La réfutation la plus efficace de ces soupçons tient d'ailleurs à une contradiction interne au système Branco lui-même, puisque le journal appartenant à ce milliardaire qui "a des liens avec le milieu" (Le Monde) est aussi celui que Branco estime aujourd'hui "le plus lisible" dans le paysage et dont deux journalistes -Ariane Chemin et Raphaëlle Bacqué- méritent ses hommages.

Cette invitation me vaudra sans doute de nombreuses critiques, à la hauteur des allergies et des adhésions que suscite Juan Branco. Je n'y étais pas obligé. Voici seulement quelques années, il était logique de prendre à la légère ce parcours d'un provocateur narcissique, sans troupes, qui n'a jamais détenu aucun mandat électif, et se proclame cible de tous les puissants. Il était confortable de laisser la pompeuse violence de son style s'auto-détruire seule.

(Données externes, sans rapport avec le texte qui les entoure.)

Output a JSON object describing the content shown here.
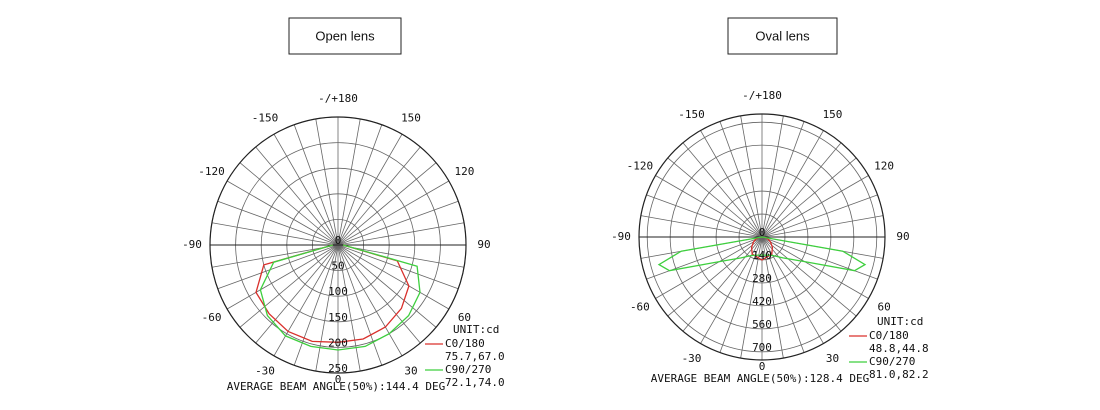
{
  "chart_data": [
    {
      "type": "polar",
      "title": "Open lens",
      "angle_ticks": [
        {
          "value": 180,
          "label": "-/+180"
        },
        -150,
        150,
        -120,
        120,
        -90,
        90,
        -60,
        60,
        -30,
        30,
        0
      ],
      "rlim": [
        0,
        250
      ],
      "rticks": [
        0,
        50,
        100,
        150,
        200,
        250
      ],
      "unit": "UNIT:cd",
      "angles": [
        -90,
        -75,
        -60,
        -45,
        -30,
        -15,
        0,
        15,
        30,
        45,
        60,
        75,
        90
      ],
      "series": [
        {
          "name": "C0/180",
          "color": "#d9302c",
          "beam": "75.7,67.0",
          "values": [
            10,
            150,
            185,
            190,
            195,
            195,
            190,
            190,
            185,
            175,
            160,
            120,
            10
          ]
        },
        {
          "name": "C90/270",
          "color": "#3ecf3e",
          "beam": "72.1,74.0",
          "values": [
            10,
            130,
            175,
            195,
            205,
            205,
            205,
            205,
            200,
            195,
            185,
            160,
            10
          ]
        }
      ],
      "footer": "AVERAGE BEAM ANGLE(50%):144.4 DEG"
    },
    {
      "type": "polar",
      "title": "Oval lens",
      "angle_ticks": [
        {
          "value": 180,
          "label": "-/+180"
        },
        -150,
        150,
        -120,
        120,
        -90,
        90,
        -60,
        60,
        -30,
        30,
        0
      ],
      "rlim": [
        0,
        750
      ],
      "rticks": [
        0,
        140,
        280,
        420,
        560,
        700
      ],
      "unit": "UNIT:cd",
      "angles": [
        -90,
        -80,
        -75,
        -70,
        -60,
        -45,
        -30,
        0,
        30,
        45,
        60,
        70,
        75,
        80,
        90
      ],
      "series": [
        {
          "name": "C0/180",
          "color": "#d9302c",
          "beam": "48.8,44.8",
          "values": [
            0,
            20,
            30,
            40,
            60,
            90,
            120,
            140,
            120,
            90,
            60,
            40,
            30,
            20,
            0
          ]
        },
        {
          "name": "C90/270",
          "color": "#3ecf3e",
          "beam": "81.0,82.2",
          "values": [
            0,
            500,
            650,
            600,
            300,
            180,
            130,
            110,
            130,
            180,
            300,
            600,
            650,
            500,
            0
          ]
        }
      ],
      "footer": "AVERAGE BEAM ANGLE(50%):128.4 DEG"
    }
  ]
}
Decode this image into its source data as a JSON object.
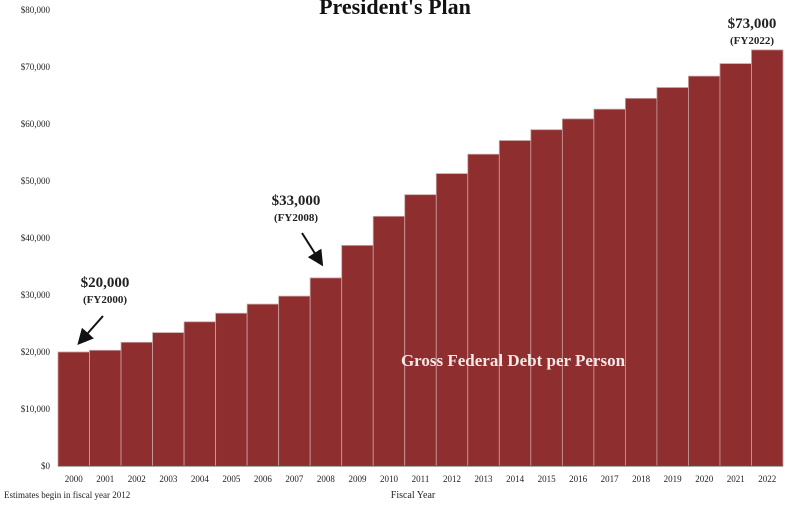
{
  "chart_data": {
    "type": "bar",
    "title": "President's Plan",
    "xlabel": "Fiscal Year",
    "ylabel": "",
    "ylim": [
      0,
      80000
    ],
    "yticks": [
      "$0",
      "$10,000",
      "$20,000",
      "$30,000",
      "$40,000",
      "$50,000",
      "$60,000",
      "$70,000",
      "$80,000"
    ],
    "categories": [
      "2000",
      "2001",
      "2002",
      "2003",
      "2004",
      "2005",
      "2006",
      "2007",
      "2008",
      "2009",
      "2010",
      "2011",
      "2012",
      "2013",
      "2014",
      "2015",
      "2016",
      "2017",
      "2018",
      "2019",
      "2020",
      "2021",
      "2022"
    ],
    "series": [
      {
        "name": "Gross Federal Debt per Person",
        "values": [
          20000,
          20300,
          21700,
          23400,
          25300,
          26800,
          28400,
          29800,
          33000,
          38700,
          43800,
          47600,
          51300,
          54700,
          57100,
          59000,
          60900,
          62600,
          64500,
          66400,
          68400,
          70600,
          73000
        ]
      }
    ],
    "bar_color": "#8f2e2e",
    "bar_edge_color": "#c9a3a3",
    "grid": false,
    "annotations": [
      {
        "value": "$20,000",
        "label": "(FY2000)",
        "category": "2000"
      },
      {
        "value": "$33,000",
        "label": "(FY2008)",
        "category": "2008"
      },
      {
        "value": "$73,000",
        "label": "(FY2022)",
        "category": "2022"
      }
    ],
    "inner_label": "Gross Federal Debt per Person",
    "footnote_1": "Estimates begin in fiscal year 2012"
  }
}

Mais entre temps, ont été élus dans de vénérables démocraties des profils tout aussi "transgressifs" que Juan Branco, faisant mentir eux aussi les certitudes traditionnelles de la science politique, comme Donald Trump (deux fois) ou Emmanuel Macron (deux fois aussi). Disons-le : en ce moment où toutes les catégories politiques sont sens dessus dessous, où jour après jour nous sommes submergés par l'inimaginable, cet inclassable reflète son époque. Et Je Vous Ai Laissé Parler est typiquement l'espace dans lequel laisser ces paroles "border line" se confronter, autant que possible, à un rappel aux faits. 

Bref, j'ai eu envie d'y voir de plus près. DS.

Contacté par mail puis par texto, pour lui permettre de réagir s'il le souhaitait aux différents propos le visant tenus par Juan Branco pendant cette émission, Xavier Niel n'a pas répondu aux sollicitations d'Arrêt sur images.